# Gulp Sand Fleas



## Tippin Slow (Nov 21, 2007)

Ive went out twice using the Gulp Sand Flea in Orange Burn with no luck as of yet. I was fishing the OK Island and East of Destin... Has anyone else had any success with the Gulp Fleas for Pompano??


----------



## PennFish (Oct 18, 2007)

I went 2 weekends ago between Destin and FWB, 3 rod, double hook rigs a gulp flea on 1 hook and a fresh dead bay shrimp on the other. Two Bonnethead sharks on the shrimp, the fleas looked the same after 3 hours. Now since I didn't catch a pomp on any of the rigs it might not be a fair test.


----------



## true-king (Oct 2, 2007)

I don't think they work as well as live sand fleas, but I sometimes put one on my rig in case my bait falls off.


----------



## Wharf Rat (Sep 27, 2007)

I caught a pomp on one just once...but I think he rode the pomp short bus.


----------



## specslayer (Oct 9, 2007)

ive caught plenty on them and on the jerk shad cut up into sections (after pinfish pull the tails off)


----------



## Tippin Slow (Nov 21, 2007)

Not looking good for the Gulp Sand Flea....


----------



## Shiznik (Feb 24, 2008)

Maybe I'll have to get some more and try them again.
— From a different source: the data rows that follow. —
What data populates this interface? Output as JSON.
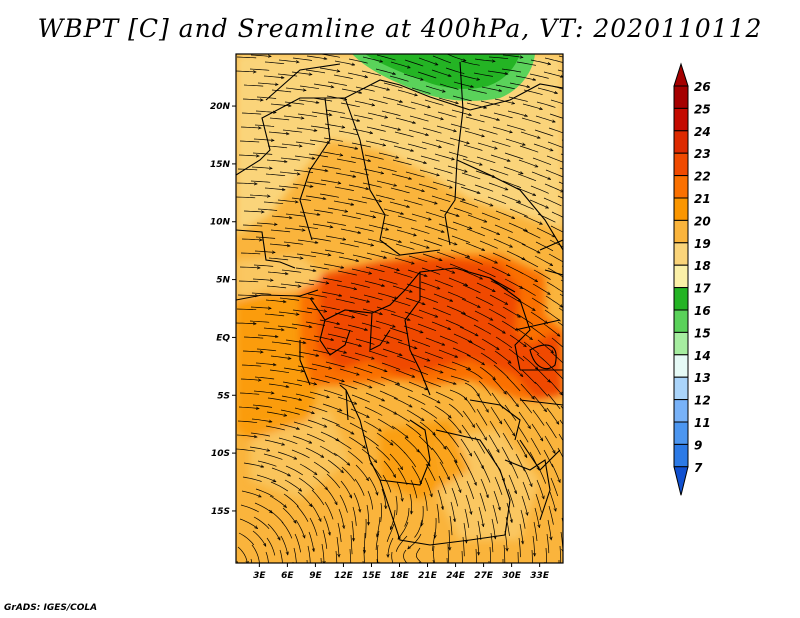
{
  "title": "WBPT [C] and Sreamline at 400hPa, VT: 2020110112",
  "credit": "GrADS: IGES/COLA",
  "map": {
    "lon_min": 0.5,
    "lon_max": 35.5,
    "lat_min": -19.5,
    "lat_max": 24.5,
    "lon_ticks": [
      {
        "value": 3,
        "label": "3E"
      },
      {
        "value": 6,
        "label": "6E"
      },
      {
        "value": 9,
        "label": "9E"
      },
      {
        "value": 12,
        "label": "12E"
      },
      {
        "value": 15,
        "label": "15E"
      },
      {
        "value": 18,
        "label": "18E"
      },
      {
        "value": 21,
        "label": "21E"
      },
      {
        "value": 24,
        "label": "24E"
      },
      {
        "value": 27,
        "label": "27E"
      },
      {
        "value": 30,
        "label": "30E"
      },
      {
        "value": 33,
        "label": "33E"
      }
    ],
    "lat_ticks": [
      {
        "value": 20,
        "label": "20N"
      },
      {
        "value": 15,
        "label": "15N"
      },
      {
        "value": 10,
        "label": "10N"
      },
      {
        "value": 5,
        "label": "5N"
      },
      {
        "value": 0,
        "label": "EQ"
      },
      {
        "value": -5,
        "label": "5S"
      },
      {
        "value": -10,
        "label": "10S"
      },
      {
        "value": -15,
        "label": "15S"
      }
    ]
  },
  "colorbar": {
    "levels": [
      {
        "label": "26",
        "color": "#a50000"
      },
      {
        "label": "25",
        "color": "#c40a00"
      },
      {
        "label": "24",
        "color": "#dd2a00"
      },
      {
        "label": "23",
        "color": "#f04a00"
      },
      {
        "label": "22",
        "color": "#fa7000"
      },
      {
        "label": "21",
        "color": "#fb9600"
      },
      {
        "label": "20",
        "color": "#fab43c"
      },
      {
        "label": "19",
        "color": "#fad47a"
      },
      {
        "label": "18",
        "color": "#fbf0a8"
      },
      {
        "label": "17",
        "color": "#24b424"
      },
      {
        "label": "16",
        "color": "#5ad25a"
      },
      {
        "label": "15",
        "color": "#a6eda0"
      },
      {
        "label": "14",
        "color": "#e6faf6"
      },
      {
        "label": "13",
        "color": "#aad4fa"
      },
      {
        "label": "12",
        "color": "#78b2f8"
      },
      {
        "label": "11",
        "color": "#4c96f0"
      },
      {
        "label": "9",
        "color": "#2c7ae6"
      },
      {
        "label": "7",
        "color": "#1050d0"
      }
    ]
  },
  "regions": [
    {
      "name": "green-zone-north",
      "color": "#5ad25a"
    },
    {
      "name": "yellow-zone-north",
      "color": "#fad47a"
    },
    {
      "name": "orange-zone",
      "color": "#fab43c"
    },
    {
      "name": "red-orange-core",
      "color": "#f04a00"
    }
  ]
}
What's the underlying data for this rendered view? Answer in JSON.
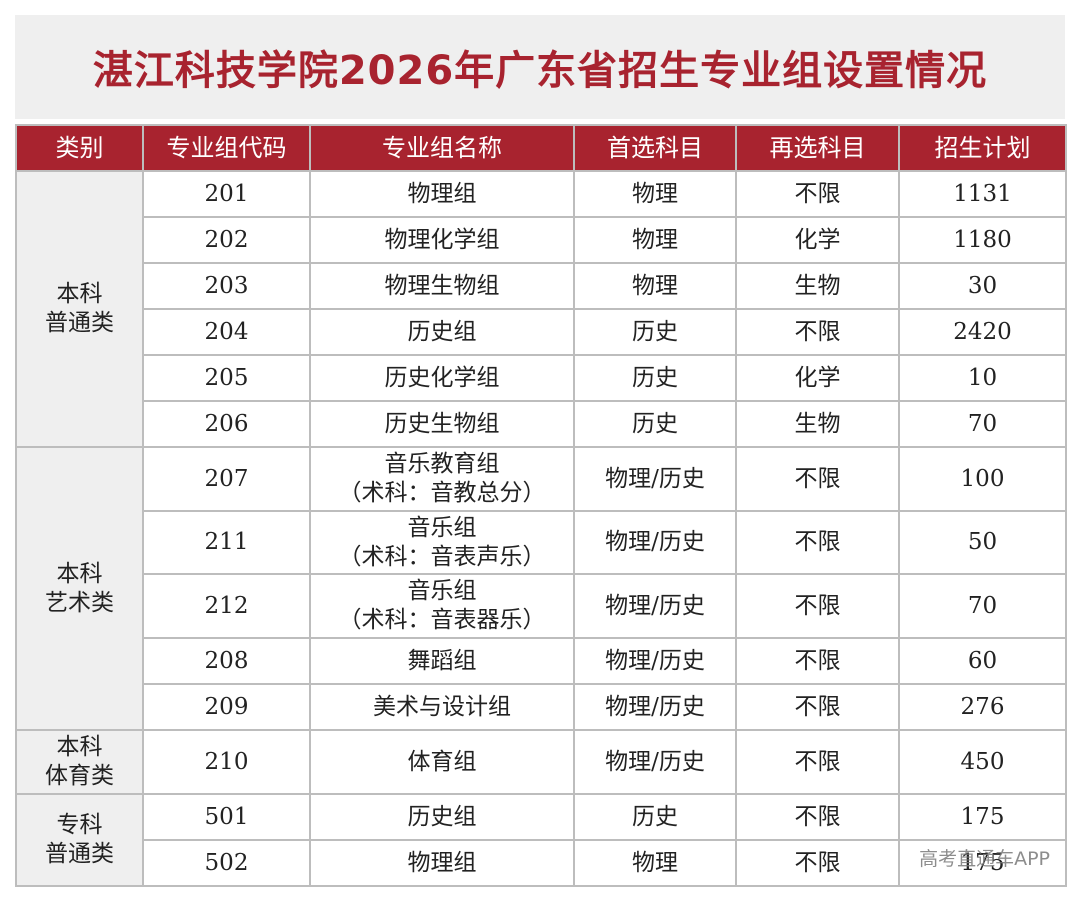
{
  "title": "湛江科技学院2026年广东省招生专业组设置情况",
  "headers": [
    "类别",
    "专业组代码",
    "专业组名称",
    "首选科目",
    "再选科目",
    "招生计划"
  ],
  "categories": [
    {
      "line1": "本科",
      "line2": "普通类"
    },
    {
      "line1": "本科",
      "line2": "艺术类"
    },
    {
      "line1": "本科",
      "line2": "体育类"
    },
    {
      "line1": "专科",
      "line2": "普通类"
    }
  ],
  "rows": [
    {
      "code": "201",
      "name": "物理组",
      "name2": "",
      "first": "物理",
      "second": "不限",
      "plan": "1131"
    },
    {
      "code": "202",
      "name": "物理化学组",
      "name2": "",
      "first": "物理",
      "second": "化学",
      "plan": "1180"
    },
    {
      "code": "203",
      "name": "物理生物组",
      "name2": "",
      "first": "物理",
      "second": "生物",
      "plan": "30"
    },
    {
      "code": "204",
      "name": "历史组",
      "name2": "",
      "first": "历史",
      "second": "不限",
      "plan": "2420"
    },
    {
      "code": "205",
      "name": "历史化学组",
      "name2": "",
      "first": "历史",
      "second": "化学",
      "plan": "10"
    },
    {
      "code": "206",
      "name": "历史生物组",
      "name2": "",
      "first": "历史",
      "second": "生物",
      "plan": "70"
    },
    {
      "code": "207",
      "name": "音乐教育组",
      "name2": "（术科：音教总分）",
      "first": "物理/历史",
      "second": "不限",
      "plan": "100"
    },
    {
      "code": "211",
      "name": "音乐组",
      "name2": "（术科：音表声乐）",
      "first": "物理/历史",
      "second": "不限",
      "plan": "50"
    },
    {
      "code": "212",
      "name": "音乐组",
      "name2": "（术科：音表器乐）",
      "first": "物理/历史",
      "second": "不限",
      "plan": "70"
    },
    {
      "code": "208",
      "name": "舞蹈组",
      "name2": "",
      "first": "物理/历史",
      "second": "不限",
      "plan": "60"
    },
    {
      "code": "209",
      "name": "美术与设计组",
      "name2": "",
      "first": "物理/历史",
      "second": "不限",
      "plan": "276"
    },
    {
      "code": "210",
      "name": "体育组",
      "name2": "",
      "first": "物理/历史",
      "second": "不限",
      "plan": "450"
    },
    {
      "code": "501",
      "name": "历史组",
      "name2": "",
      "first": "历史",
      "second": "不限",
      "plan": "175"
    },
    {
      "code": "502",
      "name": "物理组",
      "name2": "",
      "first": "物理",
      "second": "不限",
      "plan": "175"
    }
  ],
  "watermark": "高考直通车APP",
  "colors": {
    "accent": "#a8232f",
    "band": "#efefef",
    "border": "#bdbdbd"
  }
}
Are the Gulp fleas the best of the ones out there if I did try'em? I've not given in to the frozen ones and I guess I should try the Gulps and see if it helps....:hungry


----------



## Boatjob1 (Oct 2, 2007)

I bought some to, but have yet to try them. ALWAYS keep in mind that a lot of those artificials are made to catch the fisherman and there wallets toooooooooo..... I have boxes of stuff to prove this theory..... Great post! I hope somebody does slay them with those Gulp's and lets us know..... Tight lines, T

PS I took a yellow fire tail stringray grub with a 1/4 oz led head, bit the tail off and limited out a couple of different times last year, so I guess you never know... Good luck.


----------



## Nat-Light (Oct 9, 2007)

Save your money. I think for the most part they are snake oil.


----------



## Austin (Sep 30, 2007)

I use gulp fleas to tip my pomp jigs when fresh fleas aren't available. They work great! I have heard of little success using them on a hook rig though..


----------